Tuesday, 23 May 2017

Sang Novelis - 21



Unpredictable
            24 Maret 2016
            Liane masih sibuk menghitung perincian harga cetak buku. Penerbit indie yang bekerja sama dengan percetakan Lifay Media memang tidak memasang paket penerbitan. Biasanya setelah penulis mengirimkan naskah, pihak percetakan akan menghitung jumlah halaman naskah yang terkirim. Kemarin, Liane dan seluruh jajaran percetakan mengadakan rapat untuk menentukan harga edit naskah per halaman, desain cover, layout, dan ilustrasi naskah.
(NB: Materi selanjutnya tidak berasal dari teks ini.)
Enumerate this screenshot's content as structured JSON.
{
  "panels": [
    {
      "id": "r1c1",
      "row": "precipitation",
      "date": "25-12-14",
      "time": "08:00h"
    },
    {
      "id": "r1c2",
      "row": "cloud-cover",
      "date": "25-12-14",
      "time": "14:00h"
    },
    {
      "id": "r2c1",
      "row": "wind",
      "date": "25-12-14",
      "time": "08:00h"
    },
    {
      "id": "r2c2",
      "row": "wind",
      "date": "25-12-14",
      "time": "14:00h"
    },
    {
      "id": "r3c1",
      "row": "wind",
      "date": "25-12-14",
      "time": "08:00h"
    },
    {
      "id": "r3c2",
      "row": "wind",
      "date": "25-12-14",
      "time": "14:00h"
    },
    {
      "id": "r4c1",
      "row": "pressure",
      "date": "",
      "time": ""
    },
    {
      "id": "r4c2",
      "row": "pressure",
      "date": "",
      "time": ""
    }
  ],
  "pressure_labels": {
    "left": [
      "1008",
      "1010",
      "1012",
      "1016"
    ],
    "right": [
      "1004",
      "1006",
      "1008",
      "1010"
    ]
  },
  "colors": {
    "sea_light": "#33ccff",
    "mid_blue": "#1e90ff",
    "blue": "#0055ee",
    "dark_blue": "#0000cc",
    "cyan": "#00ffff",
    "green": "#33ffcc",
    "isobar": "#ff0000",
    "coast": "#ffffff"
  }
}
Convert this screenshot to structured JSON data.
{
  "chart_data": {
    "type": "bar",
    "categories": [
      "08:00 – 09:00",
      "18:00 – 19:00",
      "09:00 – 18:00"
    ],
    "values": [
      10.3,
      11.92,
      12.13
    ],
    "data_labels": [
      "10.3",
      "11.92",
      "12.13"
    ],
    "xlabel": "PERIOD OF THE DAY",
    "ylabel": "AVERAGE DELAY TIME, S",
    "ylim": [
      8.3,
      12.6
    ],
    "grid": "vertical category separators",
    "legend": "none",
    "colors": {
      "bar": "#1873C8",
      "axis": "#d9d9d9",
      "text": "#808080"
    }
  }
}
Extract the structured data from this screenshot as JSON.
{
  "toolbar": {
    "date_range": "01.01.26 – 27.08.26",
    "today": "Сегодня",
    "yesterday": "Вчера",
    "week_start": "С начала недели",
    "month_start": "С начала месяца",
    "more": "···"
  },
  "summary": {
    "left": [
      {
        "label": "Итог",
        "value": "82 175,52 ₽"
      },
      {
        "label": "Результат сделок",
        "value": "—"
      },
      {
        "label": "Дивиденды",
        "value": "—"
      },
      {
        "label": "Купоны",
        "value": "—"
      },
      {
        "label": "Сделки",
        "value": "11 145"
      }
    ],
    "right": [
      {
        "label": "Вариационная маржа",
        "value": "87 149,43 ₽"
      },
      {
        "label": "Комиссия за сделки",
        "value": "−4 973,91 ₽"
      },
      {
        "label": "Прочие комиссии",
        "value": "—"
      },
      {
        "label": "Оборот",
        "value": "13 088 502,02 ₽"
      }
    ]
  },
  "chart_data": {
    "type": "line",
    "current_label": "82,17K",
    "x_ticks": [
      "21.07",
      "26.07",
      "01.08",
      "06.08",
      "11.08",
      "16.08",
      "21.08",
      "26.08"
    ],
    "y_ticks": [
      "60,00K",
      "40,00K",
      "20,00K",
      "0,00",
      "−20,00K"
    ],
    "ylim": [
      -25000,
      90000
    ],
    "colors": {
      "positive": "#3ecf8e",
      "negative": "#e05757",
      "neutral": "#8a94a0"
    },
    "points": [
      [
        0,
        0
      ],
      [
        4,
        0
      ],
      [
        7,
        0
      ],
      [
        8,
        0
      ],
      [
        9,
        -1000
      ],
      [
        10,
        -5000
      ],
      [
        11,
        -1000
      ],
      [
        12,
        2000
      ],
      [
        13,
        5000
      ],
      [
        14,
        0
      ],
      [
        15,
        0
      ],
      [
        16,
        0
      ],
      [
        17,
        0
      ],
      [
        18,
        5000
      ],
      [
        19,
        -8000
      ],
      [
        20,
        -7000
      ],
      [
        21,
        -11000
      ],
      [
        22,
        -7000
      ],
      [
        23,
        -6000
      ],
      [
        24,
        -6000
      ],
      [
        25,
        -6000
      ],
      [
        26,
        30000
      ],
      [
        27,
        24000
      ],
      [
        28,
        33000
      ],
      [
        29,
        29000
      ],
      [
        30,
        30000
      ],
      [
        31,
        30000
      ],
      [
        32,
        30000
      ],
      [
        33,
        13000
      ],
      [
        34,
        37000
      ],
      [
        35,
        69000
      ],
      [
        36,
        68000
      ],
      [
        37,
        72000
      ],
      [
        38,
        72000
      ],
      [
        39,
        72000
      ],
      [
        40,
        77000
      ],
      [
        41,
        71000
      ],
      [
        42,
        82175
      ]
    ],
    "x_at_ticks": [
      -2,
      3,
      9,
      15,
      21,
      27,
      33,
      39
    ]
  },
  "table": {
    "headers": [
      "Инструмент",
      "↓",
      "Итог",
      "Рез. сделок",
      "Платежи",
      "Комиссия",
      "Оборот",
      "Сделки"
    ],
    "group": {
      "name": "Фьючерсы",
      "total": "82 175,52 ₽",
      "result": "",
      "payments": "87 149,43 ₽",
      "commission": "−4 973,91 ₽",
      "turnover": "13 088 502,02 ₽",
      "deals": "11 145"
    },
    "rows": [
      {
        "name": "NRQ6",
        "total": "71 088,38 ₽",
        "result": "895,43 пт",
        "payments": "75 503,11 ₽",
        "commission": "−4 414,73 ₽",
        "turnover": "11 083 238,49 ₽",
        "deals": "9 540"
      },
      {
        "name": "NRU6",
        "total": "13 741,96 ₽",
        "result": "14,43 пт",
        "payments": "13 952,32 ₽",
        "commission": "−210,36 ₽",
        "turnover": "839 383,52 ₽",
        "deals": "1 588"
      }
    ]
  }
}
            Akhirnya wanita berambut panjang itu meletakkan pena di atas meja sambil menghela napas. Tapi ia tidak sendiri melakukan dalam penghitungan. Ada dua orang laki-laki dan satu orang perempuan duduk di seberang meja persegi panjang itu.
            Liane langsung meraih telepon genggam yang berada di saku celana. Mengetik nomor telepon penerbit yang bekerjasama memakai jasa pencetakan buku miliknya.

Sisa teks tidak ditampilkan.